TD25C, all the scrap yards here have radiation detectors right at the scale as you pull on, if the load is has any in it, the whole load is rejected, as in it goes to the hazmat center and its so much a pound to dispose of it, and yes the seller is paying the bill. If they can figure out what on the load is giving it off, they have lately been unloading and trying to sort it out and then run the stuff they feel isn't radioactive back through the sensor again, but the seller is billed for all of this and in the end, the seller pays the scrap yard not the other way around.
In order to eliminate this, we've been taking our own stuff down, if the load is "hot" we bring it back home and try to sort it ourselves, the scrap yard will tell you what is normally hot and just sort those items back out and load it again and drive it back to the scrap yard to try the sensor again.
That sensor is so sensitive even the driver themselves can't have gone through any radiation treatments for cancer in the last year or more or they'll set off the sensor as they drive through the scale.
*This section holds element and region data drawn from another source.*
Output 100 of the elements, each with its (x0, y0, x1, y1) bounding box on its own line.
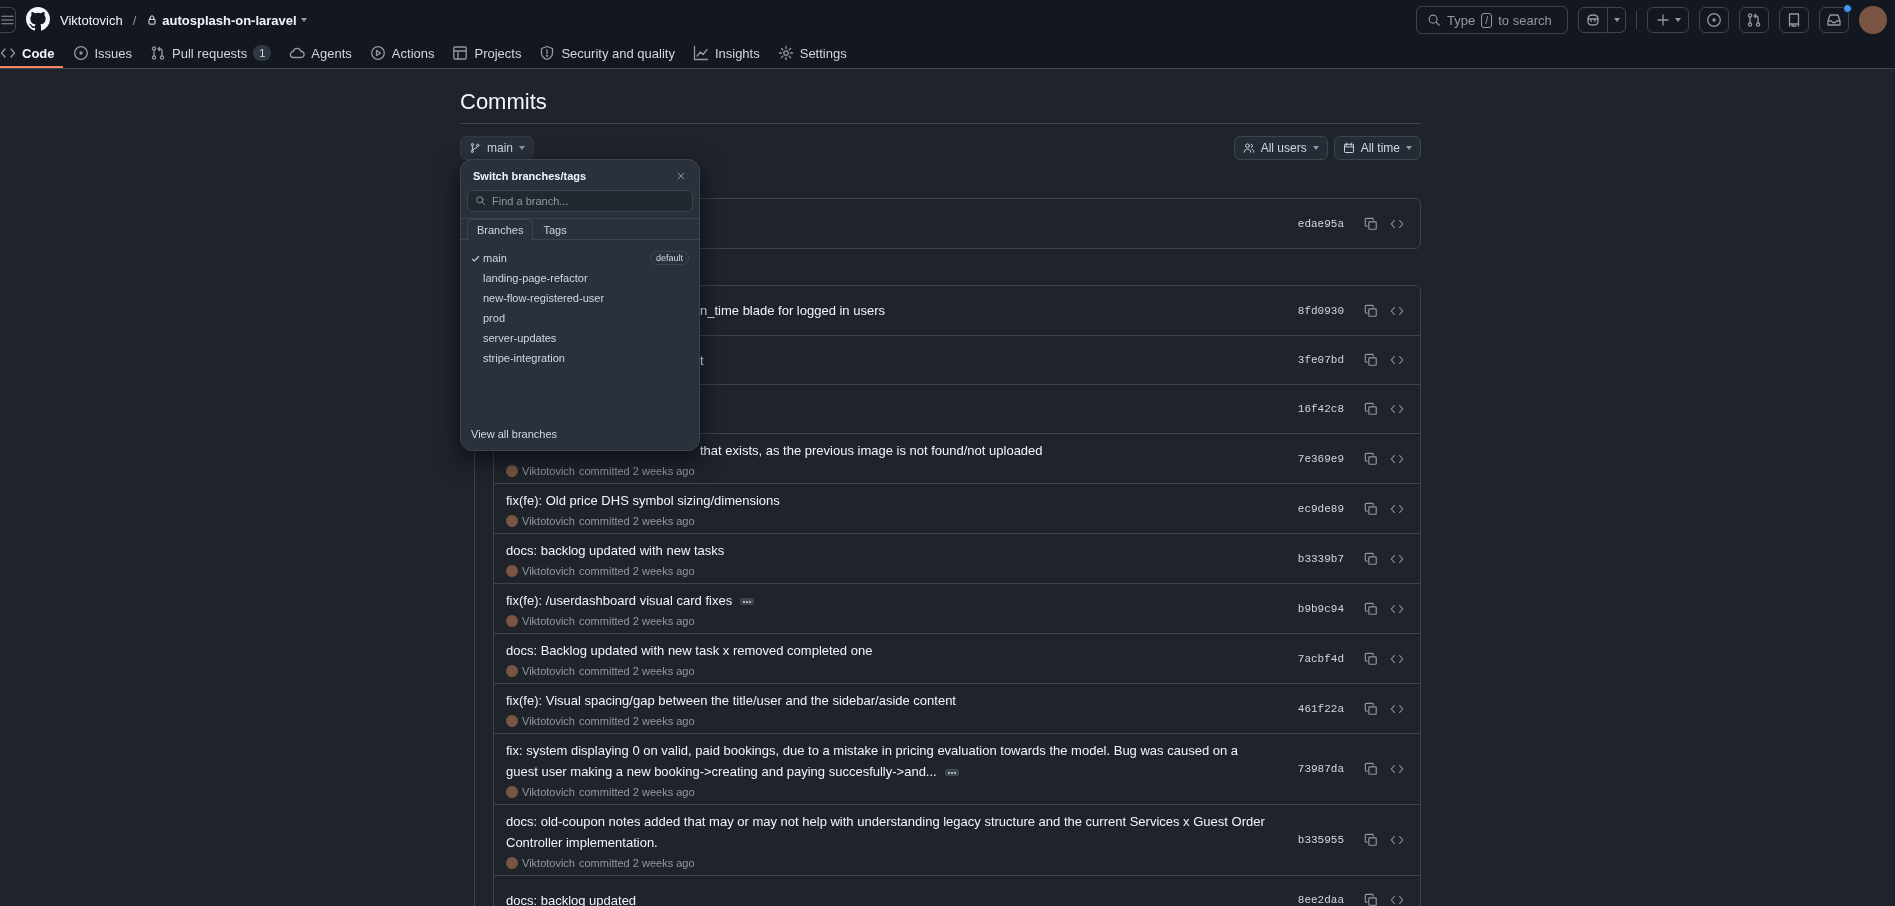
branch-item[interactable]: main default (467, 248, 693, 268)
avatar[interactable] (1859, 6, 1887, 34)
branch-item[interactable]: new-flow-registered-user (467, 288, 693, 308)
gear-icon (777, 45, 794, 61)
search-icon (1427, 13, 1441, 27)
author-link[interactable]: Viktotovich (522, 665, 575, 677)
commit-hash[interactable]: b3339b7 (1297, 552, 1344, 565)
nav-tab[interactable]: Issues (64, 40, 141, 68)
commit-message[interactable]: t (700, 352, 704, 368)
issues-button[interactable] (1699, 7, 1729, 33)
close-button[interactable] (675, 170, 687, 182)
copy-icon (1364, 701, 1378, 716)
shortcut-key: / (1481, 12, 1493, 28)
commit-time: committed 2 weeks ago (579, 615, 695, 627)
menu-button[interactable] (0, 7, 16, 33)
nav-tab[interactable]: Actions (361, 40, 443, 68)
commit-hash[interactable]: 461f22a (1297, 702, 1344, 715)
commit-hash[interactable]: 16f42c8 (1297, 403, 1344, 415)
commit-hash[interactable]: 73987da (1297, 763, 1344, 775)
graph-icon (692, 45, 709, 61)
owner-link[interactable]: Viktotovich (60, 12, 123, 28)
commit-message[interactable]: fix(fe): Old price DHS symbol sizing/dimensions (506, 490, 1266, 511)
commit-hash[interactable]: 3fe07bd (1297, 354, 1344, 366)
caret-icon[interactable] (300, 18, 307, 22)
commit-hash[interactable]: 8ee2daa (1297, 894, 1344, 906)
author-link[interactable]: Viktotovich (522, 615, 575, 627)
book-icon (1786, 12, 1802, 28)
commit-message[interactable]: docs: old-coupon notes added that may or may not help with understanding legacy structure and the current Services x Guest Order Controller implementation. (506, 811, 1266, 853)
copilot-menu-button[interactable] (1608, 7, 1626, 33)
nav-tab[interactable]: Code (0, 40, 63, 68)
branch-search-field[interactable]: Find a branch... (467, 190, 693, 212)
code-icon (1390, 402, 1404, 416)
nav-tab[interactable]: Pull requests 1 (142, 40, 280, 68)
expand-button[interactable] (740, 598, 755, 606)
copy-icon (1364, 893, 1378, 906)
commit-message[interactable]: fix(fe): Visual spacing/gap between the title/user and the sidebar/aside content (506, 690, 1266, 711)
search-placeholder: Type (1447, 12, 1476, 28)
commit-message[interactable]: docs: backlog updated with new tasks (506, 540, 1266, 561)
menu-tab[interactable]: Tags (533, 219, 577, 240)
people-icon (1242, 142, 1255, 154)
copy-icon (1364, 353, 1378, 367)
branch-item[interactable]: stripe-integration (467, 348, 693, 368)
branch-item[interactable]: prod (467, 308, 693, 328)
copy-icon (1364, 501, 1378, 516)
shield-icon (539, 45, 556, 61)
copy-icon (1364, 402, 1378, 416)
inbox-button[interactable] (1819, 7, 1849, 33)
search-placeholder: to search (1498, 12, 1552, 28)
avatar (506, 615, 518, 627)
pull-requests-button[interactable] (1739, 7, 1769, 33)
copilot-button[interactable] (1578, 7, 1608, 33)
users-filter-button[interactable]: All users (1233, 136, 1328, 160)
commit-hash[interactable]: b335955 (1297, 834, 1344, 846)
commit-hash[interactable]: 7acbf4d (1297, 652, 1344, 665)
repo-link[interactable]: autosplash-on-laravel (162, 12, 297, 28)
author-link[interactable]: Viktotovich (522, 715, 575, 727)
commit-time: committed 2 weeks ago (579, 565, 695, 577)
nav-tab[interactable]: Settings (769, 40, 855, 68)
commit-message[interactable]: fix(fe): /userdashboard visual card fixes (506, 590, 1266, 611)
commit-hash[interactable]: 8fd0930 (1297, 304, 1344, 317)
avatar (506, 565, 518, 577)
author-link[interactable]: Viktotovich (522, 786, 575, 798)
commit-message[interactable]: docs: Backlog updated with new task x removed completed one (506, 640, 1266, 661)
nav-tab[interactable]: Agents (281, 40, 360, 68)
page-title: Commits (460, 69, 1421, 124)
search-icon (475, 195, 486, 206)
commit-hash[interactable]: ec9de89 (1297, 502, 1344, 515)
commit-message[interactable]: n_time blade for logged in users (700, 303, 885, 318)
play-icon (369, 45, 386, 61)
create-button[interactable] (1647, 7, 1689, 33)
inbox-icon (1826, 12, 1842, 28)
search-field[interactable]: Type / to search (1416, 6, 1568, 34)
nav-tab[interactable]: Security and quality (531, 40, 683, 68)
commit-time: committed 2 weeks ago (579, 665, 695, 677)
commit-hash[interactable]: 7e369e9 (1297, 452, 1344, 465)
author-link[interactable]: Viktotovich (522, 465, 575, 477)
nav-tab[interactable]: Insights (684, 40, 768, 68)
commit-hash[interactable]: b9b9c94 (1297, 602, 1344, 615)
branch-item[interactable]: server-updates (467, 328, 693, 348)
commit-message[interactable]: that exists, as the previous image is not found/not uploaded (700, 443, 1043, 458)
author-link[interactable]: Viktotovich (522, 565, 575, 577)
avatar (506, 515, 518, 527)
time-filter-button[interactable]: All time (1333, 136, 1421, 160)
commit-hash[interactable]: edae95a (1297, 217, 1344, 230)
expand-button[interactable] (944, 769, 959, 777)
avatar (506, 857, 518, 869)
branch-item[interactable]: landing-page-refactor (467, 268, 693, 288)
author-link[interactable]: Viktotovich (522, 515, 575, 527)
repositories-button[interactable] (1779, 7, 1809, 33)
avatar (506, 465, 518, 477)
view-all-branches-link[interactable]: View all branches (471, 428, 557, 440)
commit-time: committed 2 weeks ago (579, 715, 695, 727)
branch-button[interactable]: main (460, 136, 534, 160)
nav-tab[interactable]: Projects (444, 40, 530, 68)
author-link[interactable]: Viktotovich (522, 857, 575, 869)
table-icon (452, 45, 469, 61)
commit-message[interactable]: fix: system displaying 0 on valid, paid bookings, due to a mistake in pricing evaluation towards the model. Bug was caused on a guest user making a new booking->creating and paying succesfully->and... (506, 740, 1266, 782)
menu-tab[interactable]: Branches (467, 219, 534, 240)
code-icon (1390, 762, 1404, 776)
commit-time: committed 2 weeks ago (579, 786, 695, 798)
Its not all BS, the reason for this is to keep anything radioactive out of the shredder and out of the press that bales the scrap and off the loads headed to the foundries, because if they hit the foundry and there's even one chunk of radioactive metal in the whole load, it'll set off the detectors and the whole load is rejected, once shredded and baled, then that whole load goes to hazmat and its so much a pound to dispose of it, far more expensive than the value of the load of scrap in disposal fee's alone.
All the scrap yard is trying to do is obey the law and not be held responsible for someone else's radioactive stuff and have to pay that high disposal fee.